El verano suele ser un tiempo de descanso, de encuentro con la familia y de pequeños momentos que rompen la rutina. Sin embargo, a veces la vida, en su aparente calma, nos coloca frente a escenas que sacuden la conciencia y nos obligan a pensar más allá de nuestras comodidades. Estas dos primeras semanas de agosto, entre medias vacaciones, he vivido dos circunstancias que, por un momento, me han hecho detenerme y reflexionar sobre la fragilidad de nuestra suerte y la necesidad de compartirla.

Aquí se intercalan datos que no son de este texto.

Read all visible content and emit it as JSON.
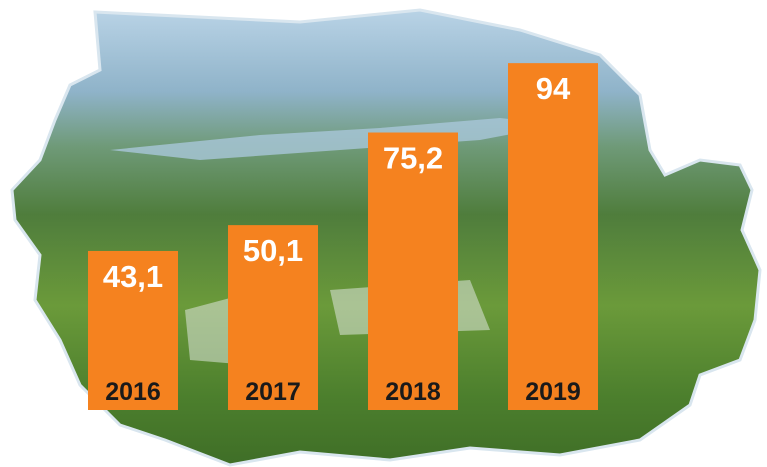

La primera experiencia llegó de la mano de la presentación del libro Aromas y Ungüentos (cuya lectura encarecidamente recomiendo), de mi amiga médica y misionera Ana Gutiérrez, quien durante años ha trabajado en África. En su relato, con una serenidad admirable, narraba cómo en Kinsasa la falta de electricidad y de agua es un hecho cotidiano. Y recordaba, entre sonrisas, cómo durante el “apagón” en España sus familiares y amigos le decían: “Ana, esto es el caos, la hecatombe, no te lo puedes imaginar”. Ella, nos contaba con ironía y ternura: “¿De qué mundo me hablaran estos? Donde yo vivo, la luz y el agua se van cada pocos días, y seguimos adelante”. Esa naturalidad con la que relataba lo que aquí llamamos catástrofe nos invita a cuestionar el cristal con el que miramos la vida. Nuestra noción de caos, muchas veces, es un lujo comparado con la rutina de tantos millones de personas.

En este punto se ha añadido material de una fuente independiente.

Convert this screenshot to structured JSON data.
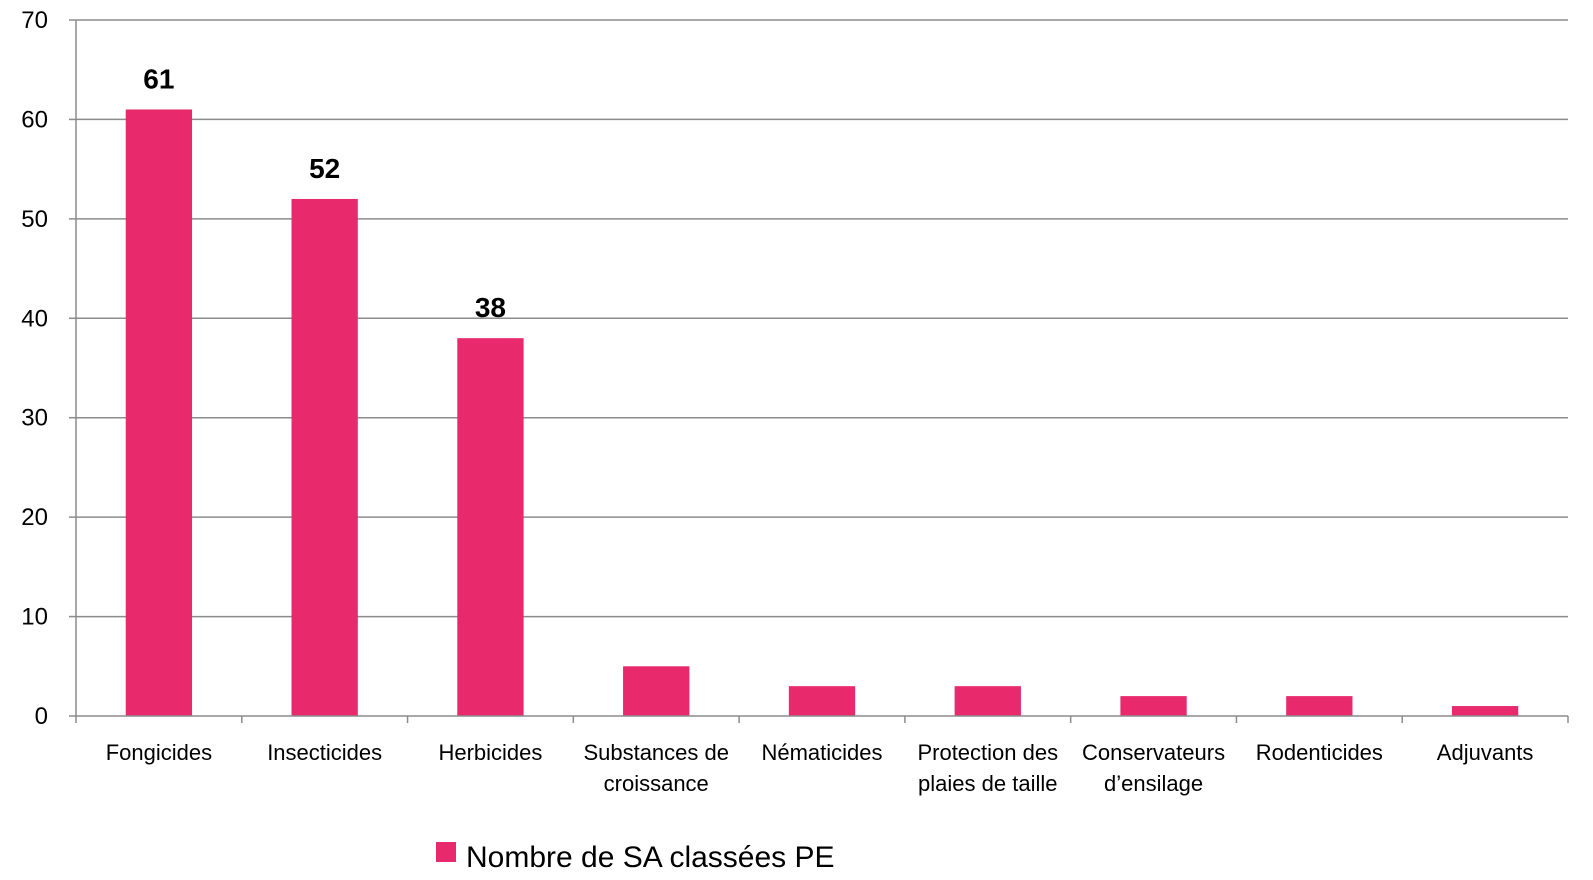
{
  "chart_data": {
    "type": "bar",
    "categories": [
      [
        "Fongicides"
      ],
      [
        "Insecticides"
      ],
      [
        "Herbicides"
      ],
      [
        "Substances de",
        "croissance"
      ],
      [
        "Nématicides"
      ],
      [
        "Protection des",
        "plaies de taille"
      ],
      [
        "Conservateurs",
        "d’ensilage"
      ],
      [
        "Rodenticides"
      ],
      [
        "Adjuvants"
      ]
    ],
    "series": [
      {
        "name": "Nombre de SA classées PE",
        "values": [
          61,
          52,
          38,
          5,
          3,
          3,
          2,
          2,
          1
        ],
        "color": "#e8296b"
      }
    ],
    "data_labels": [
      "61",
      "52",
      "38",
      null,
      null,
      null,
      null,
      null,
      null
    ],
    "ylim": [
      0,
      70
    ],
    "yticks": [
      0,
      10,
      20,
      30,
      40,
      50,
      60,
      70
    ],
    "grid": true,
    "legend_position": "bottom",
    "gridline_color": "#8c8c8c",
    "axis_color": "#8c8c8c"
  }
}
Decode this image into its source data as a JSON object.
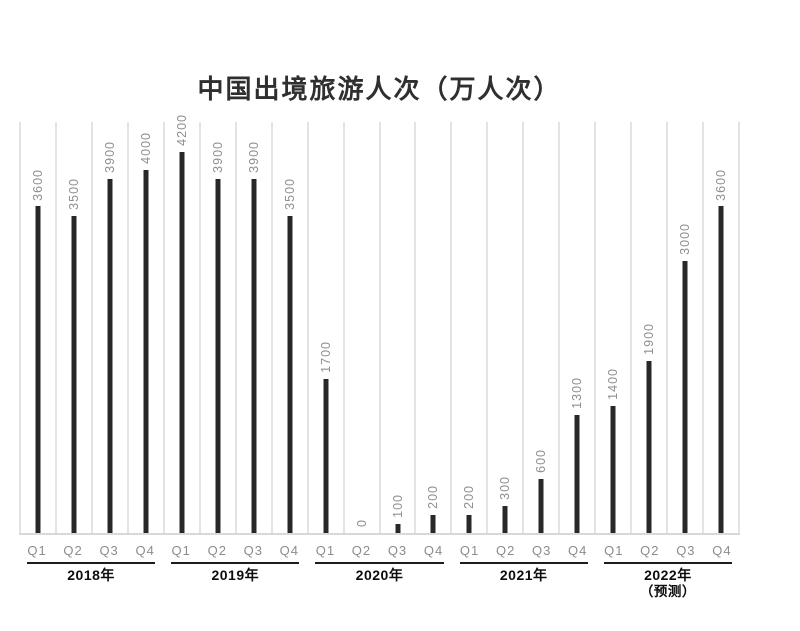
{
  "page": {
    "background": "#ffffff"
  },
  "chart_data": {
    "type": "bar",
    "title": "中国出境旅游人次（万人次）",
    "xlabel": "",
    "ylabel": "",
    "quarters": [
      "Q1",
      "Q2",
      "Q3",
      "Q4"
    ],
    "groups": [
      {
        "year": "2018年",
        "note": "",
        "values": [
          3600,
          3500,
          3900,
          4000
        ]
      },
      {
        "year": "2019年",
        "note": "",
        "values": [
          4200,
          3900,
          3900,
          3500
        ]
      },
      {
        "year": "2020年",
        "note": "",
        "values": [
          1700,
          0,
          100,
          200
        ]
      },
      {
        "year": "2021年",
        "note": "",
        "values": [
          200,
          300,
          600,
          1300
        ]
      },
      {
        "year": "2022年",
        "note": "（预测）",
        "values": [
          1400,
          1900,
          3000,
          3600
        ]
      }
    ],
    "categories": [
      "2018 Q1",
      "2018 Q2",
      "2018 Q3",
      "2018 Q4",
      "2019 Q1",
      "2019 Q2",
      "2019 Q3",
      "2019 Q4",
      "2020 Q1",
      "2020 Q2",
      "2020 Q3",
      "2020 Q4",
      "2021 Q1",
      "2021 Q2",
      "2021 Q3",
      "2021 Q4",
      "2022 Q1",
      "2022 Q2",
      "2022 Q3",
      "2022 Q4"
    ],
    "values": [
      3600,
      3500,
      3900,
      4000,
      4200,
      3900,
      3900,
      3500,
      1700,
      0,
      100,
      200,
      200,
      300,
      600,
      1300,
      1400,
      1900,
      3000,
      3600
    ],
    "ylim": [
      0,
      4530
    ],
    "grid": "vertical-category-splitlines",
    "legend": "none",
    "value_labels": "rotated-90-above-bars",
    "colors": {
      "bar": "#282828",
      "value_label": "#8f8f8f",
      "quarter_label": "#8c8c8c",
      "gridline": "#e3e3e3",
      "baseline": "#d8d8d8",
      "year_line": "#1c1c1c",
      "year_label": "#0d0d0d",
      "title": "#2f2f2f"
    }
  }
}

La segunda circunstancia fue mucho más íntima y cercana. En un hotel, en pleno descanso, escuché el llanto desconsolado de un niño pequeño, de no más de tres años. Repetía sin cesar “Papá”, incapaz de articular otra palabra. Al poco apareció su madre, lo abrazó y lo rescató de esa angustia. Fue un instante conmovedor, pero también perturbador. Pensé en todos los niños que, en otras partes del mundo, y he conocido a muchos, lloran igual de desconsolados, pero sin que nadie acuda a rescatarlos. Ni un abrazo, ni un refugio, ni una respuesta. Solo la soledad, el hambre o el horror de la guerra. Niños que, sin comprender por qué, caminan hacia la muerte entre lágrimas y desamparo.
Estas vivencias, tan distintas y a la vez tan conectadas, me han llevado a escribir estas líneas y llegar a la misma conclusión: quienes hemos tenido la fortuna de nacer en una parte del mundo donde lo básico está asegurado, tenemos una obligación moral. No se trata solo de agradecer la suerte de estar donde estamos, sino de asumir que esa suerte debe compartirse. Porque, en definitiva, el azar de la cuna no debería ser la condena de nadie.

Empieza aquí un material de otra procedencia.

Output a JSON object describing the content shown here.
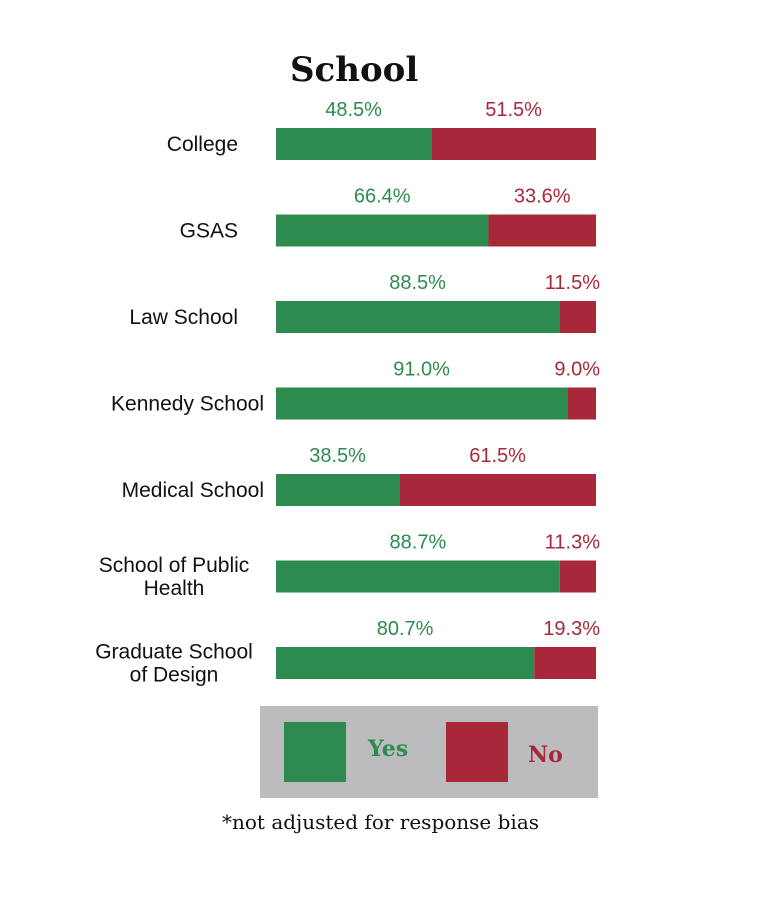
{
  "chart_data": {
    "type": "bar",
    "stacked": true,
    "orientation": "horizontal",
    "title": "School",
    "categories": [
      [
        "College"
      ],
      [
        "GSAS"
      ],
      [
        "Law School"
      ],
      [
        "Kennedy School"
      ],
      [
        "Medical School"
      ],
      [
        "School of Public",
        "Health"
      ],
      [
        "Graduate School",
        "of Design"
      ]
    ],
    "series": [
      {
        "name": "Yes",
        "values": [
          48.5,
          66.4,
          88.5,
          91.0,
          38.5,
          88.7,
          80.7
        ],
        "labels": [
          "48.5%",
          "66.4%",
          "88.5%",
          "91.0%",
          "38.5%",
          "88.7%",
          "80.7%"
        ]
      },
      {
        "name": "No",
        "values": [
          51.5,
          33.6,
          11.5,
          9.0,
          61.5,
          11.3,
          19.3
        ],
        "labels": [
          "51.5%",
          "33.6%",
          "11.5%",
          "9.0%",
          "61.5%",
          "11.3%",
          "19.3%"
        ]
      }
    ],
    "xlim": [
      0,
      100
    ],
    "legend_position": "bottom",
    "colors": {
      "yes": "#2e8b4f",
      "no": "#a8283a",
      "legend_bg": "#bcbcbe"
    }
  },
  "legend": {
    "yes_label": "Yes",
    "no_label": "No"
  },
  "footnote": "*not adjusted for response bias"
}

El verano, con sus días largos y sus pausas, nos ofrece la oportunidad de detenernos un poco, de mirar hacia dentro y hacia fuera. Entre comidas familiares, playas y siestas reparadoras, vale la pena regalarse un momento para reflexionar sobre nuestra responsabilidad. No se trata de vivir culpables, sino de vivir conscientes. Y, como decía Nelson Mandela, “lo que cuenta en la vida no es el mero hecho de haber vivido. Es la diferencia que hemos hecho en la vida de los demás lo que determina el significado de la nuestra”.
Quizá, en medio de este verano, y aunque suene muy blandengue, baste con dedicar un rato a pensar cómo podemos repartir mejor nuestra suerte. Ese sería, sin duda, el mejor descanso.